Reader's Digest: May 27, 2023
I had forgotten most of what I knew about Jim Ede, the ill-used Tate curator who established Kettle’s Yard in Cambridge, a sanctuary I loved—without originality—as an undergraduate. My then-girlfriend had the idea of working in the lucid beauty of the house-turned-museum, treating it like an off-campus office. Genius.
Kettle’s Yard is an edifice of light, an unassuming gallery with a small study space. I remember the experience of thinking there, the still silence and the quiet colour palette, but not the artwork on the walls, the backdrop to my first fumbling forays in philosophy. My favourite painting in Cambridge is Gwen John’s 1923-4 iteration of The Convalescent.
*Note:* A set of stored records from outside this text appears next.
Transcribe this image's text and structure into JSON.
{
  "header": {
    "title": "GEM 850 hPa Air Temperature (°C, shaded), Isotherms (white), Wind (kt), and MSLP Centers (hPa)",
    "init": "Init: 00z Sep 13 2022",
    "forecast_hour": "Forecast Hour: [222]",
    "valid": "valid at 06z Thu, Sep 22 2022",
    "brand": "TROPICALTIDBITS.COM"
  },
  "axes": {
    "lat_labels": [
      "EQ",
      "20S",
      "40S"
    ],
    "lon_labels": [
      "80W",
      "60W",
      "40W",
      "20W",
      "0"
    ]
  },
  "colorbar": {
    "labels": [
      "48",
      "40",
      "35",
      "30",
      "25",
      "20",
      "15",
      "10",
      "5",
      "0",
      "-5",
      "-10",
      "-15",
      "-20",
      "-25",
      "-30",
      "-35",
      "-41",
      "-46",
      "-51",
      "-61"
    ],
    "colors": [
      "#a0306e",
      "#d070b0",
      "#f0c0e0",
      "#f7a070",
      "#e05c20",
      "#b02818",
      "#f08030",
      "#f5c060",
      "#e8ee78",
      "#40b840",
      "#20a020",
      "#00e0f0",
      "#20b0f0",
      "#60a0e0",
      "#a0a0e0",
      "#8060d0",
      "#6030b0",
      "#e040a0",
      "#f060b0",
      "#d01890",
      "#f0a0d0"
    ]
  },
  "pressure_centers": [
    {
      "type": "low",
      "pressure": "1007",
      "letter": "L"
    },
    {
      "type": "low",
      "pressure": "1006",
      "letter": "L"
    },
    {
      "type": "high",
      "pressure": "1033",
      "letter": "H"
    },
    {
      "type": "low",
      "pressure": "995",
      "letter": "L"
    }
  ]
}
As I discovered when I fact-checked Life is Hard, my memory had mislocated it in Kettle’s Yard; in fact, it’s on display at the Fitzwilliam.
Still, it was a joy to return to Kettle’s Yard this week, by way of Rosemary Hill, reviewing Laura Freeman’s Ways of Life: Jim Ede and the Kettle’s Yard Artists in the LRB. I should get hold of the book itself, but Hill’s review hits some highlights. One involves the social circle of Jim and Helen Ede:
It was at the Edes’ dinner table that Moore and Barbara Hepworth had their famous argument about which of them was the first to put a hole in a sculpture.
I had never heard of this dispute, but Hepworth seems to have been the winner.
Other artists were rescued from obscurity by Ede, who had unsuccessfully lobbied the Tate to open its doors to post-Impressionist and Cubist work.
On 27 April 1926, the life’s work, worldly possessions and archive of Gaudier-Brzeska and his Polish companion Sophie Brzeska were ‘dumped’ in the boardroom of the Tate, which was at the time also Ede’s unofficial office. The posthumous estate had arrived via the treasury solicitor after Sophie died in 1925, intestate, in a mental hospital. … Ede was intrigued. He read Ezra Pound’s book on Gaudier-Brzeska and, as he lived among his art, he felt its pure force—the inevitability of line and form… The Tate wanted to dispose of the stuff, much of which, including Sophie’s diaries and Gaudier-Brzeska’s carving tools, they thought valueless. Ede, into whose soul the iron had entered after all the rejected Van Goghs and Picassos, embarked on a series of dubious high-wire manoeuvres around the truth in order to secure most of it for himself.
Ede went on to write a book about Gaudier-Brzeska and to quit his job at the Tate, frustrated with what he called “the bishop’s question”:
After a lecture on Van Gogh a bishop in the audience had asked: ‘Why should a chair not look like a chair?’ … The Tate was dominated by ‘bishops’ and Ede could get nothing past them. He did manage to get Rex Whistler a commission for a mural in the gallery dining room and would no doubt be exasperated but unsurprised to know that the bishop’s latter-day descendants have deemed it so offensive that the whole restaurant has been closed. In 1936, in the teeth of opposition from his father and friends, he resigned.
Twenty years later, Ede made magic out of pebbles: “Kettle’s Yard became the manifestation of his mental life. A cabinet of curiosities, a mind museum.” In retrospect, the decor is uncomfortably reminiscent of a nice Airbnb.